Our position finds support in the following cases:King v. Barrett (1860), 11 Ohio St. 261; Spitzer v. Stillings,supra (109 Ohio St. 297, 142 N.E. 365); Roeser v. Pease,supra, (37 Okla. 222, 131 P. 534, 537); Forrest v.Portland Ry. Light  Power Co., supra (64 Ore., 240,129 P. 1048); McNamee v. First Natl. Bank of Roseburg (1918),88 Ore., 636, 641, 172 P. 801, 802 (calling attention to the similarity of the Oregon, Ohio and Oklahoma statutes); McPherson v.Harvey, supra (Mo.App.), (183 S.W. 653); Dahlquist v.Denver  R. G. Rd. Co. (1918), 52 Utah 438, 447, 174 P. 833,836 (cited with approval in New York Life Ins. Co. v. Snyder
(1927), 116 Ohio St. 693, 702, 158 N.E. 176, 1791, 54 A.L.R., 406); Hethier v. Johns (1922), 233 N.Y. 370,135 N.E. 603; Weissman v. Wells (1924), 306 Mo., 82,267 S.W. 400; Whitmore v. Herrick (1928), 205 Iowa 621, 630,218 N.W. 334, 339; Friesen v. Reimer (1933), 124 Neb. 620,247 N.W. 561; Lazzell v. Harvey (1935), 174 Okla. 86,49 P.2d 519; Schlarb v. Henderson (1936), (Ind.Sup.),4 N.E.2d 205.
In the case of Arizona  New Mexico Ry. Co. v. Clark (1915),235 U.S. 669, 59 L.Ed., 415, 35 S. Ct., 210, L.R.A. 1915C, 834, quoted from liberally in the majority opinion, the court had under consideration the privilege communication statute of Arizona, reading as follows:
"Provided, That if a person offer himself as a witness *Page 16 
and voluntarily testify with reference to such communications, that is to be deemed a consent to the examination of such physician or attorney [sic]."
This statute is radically dissimilar in context to the Ohio statute in question. Furthermore, Mr. Justice Hughes, now the Chief Justice of the United States, wrote a strong dissenting opinion in the Clark case, in which another member of the court joined. Compare Arizona Eastern Rd. Co. v. Matthews (1919),20 Ariz. 282, 293, 180 P. 159, 164, 7 A. L. R., 1149, 1159.
Almost half a century ago a New York jurist spoke forcefully and to the point in the case of Treanor v. Manhattan Ry. Co.
(1891), 16 N.Y., Supp., 536, 538, 28 Abbott's N.C., 47, 53, 21 Civ. Proc. Rep., 364, 368, when he remarked:
"The thing forbidden by the Code is the disclosure of professional information, and the policy of the enactment is to protect patients in the free revelation of their maladies to the physician. But what if, in order to enforce a claim against a stranger, the patient himself promulgates the information, and uncovers his maladies and infirmities in court, does he not thereby break the seal of secrecy, and absolve the physician from the obligation of silence? Does he not, in the strictest and most emphatic sense, waive his privilege? Is it to be tolerated that, to mulct another in damages, he may inflame a jury with a false and exaggerated story of his injuries and suffering, and yet the physician whom he has consulted is not to be allowed to prevent the meditated injustice by a truthful statement of the case?"

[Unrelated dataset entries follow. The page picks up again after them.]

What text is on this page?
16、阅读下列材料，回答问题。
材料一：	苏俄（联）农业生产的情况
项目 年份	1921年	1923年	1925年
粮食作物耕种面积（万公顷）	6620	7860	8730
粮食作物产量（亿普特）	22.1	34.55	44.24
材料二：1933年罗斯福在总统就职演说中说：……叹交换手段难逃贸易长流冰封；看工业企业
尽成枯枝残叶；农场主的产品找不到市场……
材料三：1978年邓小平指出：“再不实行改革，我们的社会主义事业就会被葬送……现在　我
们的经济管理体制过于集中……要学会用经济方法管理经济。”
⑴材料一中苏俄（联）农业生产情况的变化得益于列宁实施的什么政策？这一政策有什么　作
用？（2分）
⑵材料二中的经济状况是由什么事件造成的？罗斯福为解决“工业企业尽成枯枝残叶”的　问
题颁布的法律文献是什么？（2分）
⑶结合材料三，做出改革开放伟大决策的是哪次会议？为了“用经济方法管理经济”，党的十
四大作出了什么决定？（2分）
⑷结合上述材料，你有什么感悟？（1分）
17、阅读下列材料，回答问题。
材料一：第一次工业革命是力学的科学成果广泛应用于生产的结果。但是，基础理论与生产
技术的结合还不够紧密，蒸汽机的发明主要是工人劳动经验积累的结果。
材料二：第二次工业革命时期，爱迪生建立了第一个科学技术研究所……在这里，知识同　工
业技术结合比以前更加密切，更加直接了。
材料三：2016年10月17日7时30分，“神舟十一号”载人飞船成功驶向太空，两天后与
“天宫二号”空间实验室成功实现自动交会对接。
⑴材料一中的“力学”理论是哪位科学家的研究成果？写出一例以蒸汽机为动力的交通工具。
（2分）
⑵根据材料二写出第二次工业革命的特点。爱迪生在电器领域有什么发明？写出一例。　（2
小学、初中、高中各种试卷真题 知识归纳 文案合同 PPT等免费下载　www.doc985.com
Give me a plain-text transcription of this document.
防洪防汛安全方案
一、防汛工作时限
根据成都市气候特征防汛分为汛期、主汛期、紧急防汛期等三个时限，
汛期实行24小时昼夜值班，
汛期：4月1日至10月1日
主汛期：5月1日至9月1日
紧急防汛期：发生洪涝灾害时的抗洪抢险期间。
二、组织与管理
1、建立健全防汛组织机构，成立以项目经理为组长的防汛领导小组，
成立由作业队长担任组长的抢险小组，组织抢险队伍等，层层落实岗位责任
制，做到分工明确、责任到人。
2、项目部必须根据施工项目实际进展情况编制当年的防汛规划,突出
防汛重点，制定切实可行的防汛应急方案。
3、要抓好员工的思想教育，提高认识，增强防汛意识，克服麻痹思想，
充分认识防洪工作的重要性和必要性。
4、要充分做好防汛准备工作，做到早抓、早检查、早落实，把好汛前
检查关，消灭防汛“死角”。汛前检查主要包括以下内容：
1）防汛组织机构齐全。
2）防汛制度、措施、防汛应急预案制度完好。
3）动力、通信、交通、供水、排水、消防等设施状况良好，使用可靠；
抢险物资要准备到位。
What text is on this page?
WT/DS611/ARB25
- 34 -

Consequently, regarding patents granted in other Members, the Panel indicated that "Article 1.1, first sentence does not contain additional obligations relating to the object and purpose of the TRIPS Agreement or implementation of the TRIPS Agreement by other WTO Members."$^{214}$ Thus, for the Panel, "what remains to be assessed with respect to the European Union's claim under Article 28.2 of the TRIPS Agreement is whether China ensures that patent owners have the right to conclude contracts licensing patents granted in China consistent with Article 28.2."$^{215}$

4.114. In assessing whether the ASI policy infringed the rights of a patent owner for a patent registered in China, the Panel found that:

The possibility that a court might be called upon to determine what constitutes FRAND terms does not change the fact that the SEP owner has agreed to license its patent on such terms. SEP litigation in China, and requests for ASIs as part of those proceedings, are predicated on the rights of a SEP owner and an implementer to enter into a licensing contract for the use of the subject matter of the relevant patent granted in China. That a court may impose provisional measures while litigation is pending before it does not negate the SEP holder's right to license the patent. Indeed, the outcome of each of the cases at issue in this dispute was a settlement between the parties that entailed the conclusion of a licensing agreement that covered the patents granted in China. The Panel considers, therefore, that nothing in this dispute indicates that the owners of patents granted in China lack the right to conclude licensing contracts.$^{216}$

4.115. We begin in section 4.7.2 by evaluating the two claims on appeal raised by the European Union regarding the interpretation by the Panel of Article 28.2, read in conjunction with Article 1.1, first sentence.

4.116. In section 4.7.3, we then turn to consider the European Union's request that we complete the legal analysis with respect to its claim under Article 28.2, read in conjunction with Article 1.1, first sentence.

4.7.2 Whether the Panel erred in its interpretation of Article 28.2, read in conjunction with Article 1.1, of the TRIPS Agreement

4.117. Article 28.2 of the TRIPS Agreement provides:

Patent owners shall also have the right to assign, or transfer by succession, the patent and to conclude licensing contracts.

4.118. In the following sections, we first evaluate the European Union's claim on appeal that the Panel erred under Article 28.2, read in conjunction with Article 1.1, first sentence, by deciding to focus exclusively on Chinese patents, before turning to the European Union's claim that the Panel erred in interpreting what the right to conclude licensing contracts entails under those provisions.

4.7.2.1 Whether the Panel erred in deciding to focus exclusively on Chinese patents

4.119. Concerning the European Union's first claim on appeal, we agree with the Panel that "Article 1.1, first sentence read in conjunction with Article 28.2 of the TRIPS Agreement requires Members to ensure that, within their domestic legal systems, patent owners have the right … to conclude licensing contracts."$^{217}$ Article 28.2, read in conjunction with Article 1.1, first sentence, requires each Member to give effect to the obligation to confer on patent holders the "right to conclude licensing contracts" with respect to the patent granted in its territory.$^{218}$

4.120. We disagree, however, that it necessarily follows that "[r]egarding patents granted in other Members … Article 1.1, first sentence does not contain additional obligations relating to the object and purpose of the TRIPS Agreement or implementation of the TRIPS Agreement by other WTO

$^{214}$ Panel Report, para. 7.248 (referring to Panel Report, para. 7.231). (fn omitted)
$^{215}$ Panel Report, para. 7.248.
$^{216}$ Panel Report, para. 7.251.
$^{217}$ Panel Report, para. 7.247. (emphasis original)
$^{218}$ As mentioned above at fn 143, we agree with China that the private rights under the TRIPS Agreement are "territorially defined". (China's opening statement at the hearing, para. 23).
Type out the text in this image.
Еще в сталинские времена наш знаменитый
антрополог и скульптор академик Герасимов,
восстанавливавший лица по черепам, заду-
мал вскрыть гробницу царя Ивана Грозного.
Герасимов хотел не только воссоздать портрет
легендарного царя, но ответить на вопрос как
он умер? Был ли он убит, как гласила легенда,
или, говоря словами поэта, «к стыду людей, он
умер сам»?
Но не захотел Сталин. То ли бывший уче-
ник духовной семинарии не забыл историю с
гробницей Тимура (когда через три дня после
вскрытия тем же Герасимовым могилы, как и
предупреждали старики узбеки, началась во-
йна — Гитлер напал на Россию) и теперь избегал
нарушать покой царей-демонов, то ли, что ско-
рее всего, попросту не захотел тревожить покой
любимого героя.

In 5 Wigmore on Evidence (2 Ed.), 223, Section 2389, the distinguished author says, in his typically vehement style:
"Certainly it is a spectacle fit to increase the layman's traditional contempt for the chicanery of the law, when a plaintiff describes at length to the jury and a crowded court room the details of his supposed *Page 17 
ailment and then neatly suppresses the available proof of his falsities by wielding a weapon nominally termed privilege."
Consequently, in our opinion, the judgment of the Court of Appeals should be affirmed.
WEYGANDT, C.J., concurs in the foregoing dissenting opinion.